Any slisp application may be run in server mode by starting it with the -s flag. The -s flag causes the application to supress the initial prompt, and to enclose output in control character delimiters that allow the client to disambiguate error and other output from the value returned by the function.
The program can be made into a network accessible server by including it as one of the programs known to the internet superserver inetd. The operations for accomplishing this must be done by root on the server machine. The following operations use as an example the creation of a server for the basic slisp application sl, on port 5201:
1. Read about inetd and services by doing man inetd and man services.
2. Choose a port number, an application name (usually the name of the executable), and a user under whom the application should run.

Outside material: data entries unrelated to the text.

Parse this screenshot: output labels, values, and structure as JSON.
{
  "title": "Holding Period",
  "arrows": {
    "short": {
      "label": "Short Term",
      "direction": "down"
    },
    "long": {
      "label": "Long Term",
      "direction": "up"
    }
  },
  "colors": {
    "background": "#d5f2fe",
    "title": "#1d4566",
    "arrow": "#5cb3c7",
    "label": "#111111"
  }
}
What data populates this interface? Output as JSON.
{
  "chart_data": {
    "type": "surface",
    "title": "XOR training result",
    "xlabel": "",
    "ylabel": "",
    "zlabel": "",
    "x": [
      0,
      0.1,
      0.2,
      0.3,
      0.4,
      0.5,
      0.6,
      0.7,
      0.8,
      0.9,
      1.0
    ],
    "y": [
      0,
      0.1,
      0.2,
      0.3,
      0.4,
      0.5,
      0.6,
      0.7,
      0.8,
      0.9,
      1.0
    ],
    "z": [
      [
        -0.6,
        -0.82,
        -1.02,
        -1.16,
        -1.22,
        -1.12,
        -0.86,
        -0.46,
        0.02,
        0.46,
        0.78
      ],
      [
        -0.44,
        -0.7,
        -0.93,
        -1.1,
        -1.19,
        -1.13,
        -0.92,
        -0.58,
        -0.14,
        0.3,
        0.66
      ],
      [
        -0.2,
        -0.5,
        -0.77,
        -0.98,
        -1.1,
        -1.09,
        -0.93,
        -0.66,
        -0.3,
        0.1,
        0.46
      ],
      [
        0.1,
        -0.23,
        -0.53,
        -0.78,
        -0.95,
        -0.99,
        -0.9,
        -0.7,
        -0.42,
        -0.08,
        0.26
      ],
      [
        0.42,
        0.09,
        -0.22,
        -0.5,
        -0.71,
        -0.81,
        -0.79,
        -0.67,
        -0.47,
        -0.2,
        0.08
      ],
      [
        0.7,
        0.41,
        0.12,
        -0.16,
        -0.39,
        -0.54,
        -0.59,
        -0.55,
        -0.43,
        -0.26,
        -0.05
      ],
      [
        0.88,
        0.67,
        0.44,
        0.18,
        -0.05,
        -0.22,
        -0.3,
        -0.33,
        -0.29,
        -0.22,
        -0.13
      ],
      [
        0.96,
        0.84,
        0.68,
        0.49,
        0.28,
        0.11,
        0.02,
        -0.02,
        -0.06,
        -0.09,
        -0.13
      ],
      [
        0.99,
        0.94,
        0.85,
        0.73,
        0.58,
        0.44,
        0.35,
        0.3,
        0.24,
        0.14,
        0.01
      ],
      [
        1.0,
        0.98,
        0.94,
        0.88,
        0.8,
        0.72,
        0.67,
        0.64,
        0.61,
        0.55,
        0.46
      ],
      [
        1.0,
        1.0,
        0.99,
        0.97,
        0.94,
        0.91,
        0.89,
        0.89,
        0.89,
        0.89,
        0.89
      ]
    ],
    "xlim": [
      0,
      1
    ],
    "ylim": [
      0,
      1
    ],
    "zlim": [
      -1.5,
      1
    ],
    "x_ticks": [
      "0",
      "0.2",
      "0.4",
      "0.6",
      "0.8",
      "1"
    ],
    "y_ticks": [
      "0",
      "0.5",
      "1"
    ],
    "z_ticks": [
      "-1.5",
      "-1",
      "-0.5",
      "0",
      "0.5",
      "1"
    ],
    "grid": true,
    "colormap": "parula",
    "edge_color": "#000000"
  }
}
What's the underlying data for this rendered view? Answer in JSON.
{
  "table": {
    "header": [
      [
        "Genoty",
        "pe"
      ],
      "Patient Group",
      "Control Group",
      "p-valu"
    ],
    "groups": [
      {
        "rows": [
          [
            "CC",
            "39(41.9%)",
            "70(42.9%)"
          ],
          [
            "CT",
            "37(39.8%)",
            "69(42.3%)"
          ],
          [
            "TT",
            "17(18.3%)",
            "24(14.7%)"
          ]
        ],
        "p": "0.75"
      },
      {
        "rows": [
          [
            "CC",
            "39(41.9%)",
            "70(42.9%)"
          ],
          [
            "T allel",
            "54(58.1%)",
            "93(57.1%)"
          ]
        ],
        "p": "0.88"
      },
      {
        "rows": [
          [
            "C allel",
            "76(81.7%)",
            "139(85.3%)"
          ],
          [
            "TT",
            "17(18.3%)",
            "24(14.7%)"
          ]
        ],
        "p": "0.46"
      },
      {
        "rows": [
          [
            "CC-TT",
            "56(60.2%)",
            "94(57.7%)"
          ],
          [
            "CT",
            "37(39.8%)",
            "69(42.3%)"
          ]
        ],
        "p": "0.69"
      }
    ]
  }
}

Port numbers above 5000 are usually safe. The user should not be root since slisp contains the "system" command which under root could do almost anything. An ordinary user is usually best, or one that is created for the server.
3. Make an entry in /etc/services for the port number, application name and protocol (tcp). For example, to run the basic slisp applications sl as a server on port 5201:
4. Make an entry in /etc/inetd.conf to tell inetd which program to run when a connection is made on the given port with the service name defined in /etc/services:
sl stream tcp nowait slisp /usr/localbin/sl sl -s
The fields are separated by spaces or tabs. For this example the fields are:a) sl - the name of the service defined in /etc/services b) stream, tcp and nowait - should always be set to these for this protocol c) slisp - the name of the user under which the server should run. Here we've created a pseudo user called slisp, d) /usr/localbin/sl, the pathname to the executable - note this can be the executable shell script. Environment variables set by the shell script are remembered by the server, e) sl - The first argument, always the name of the executable, f) -s - any remaining arguments.
The appropriate man pages have more information.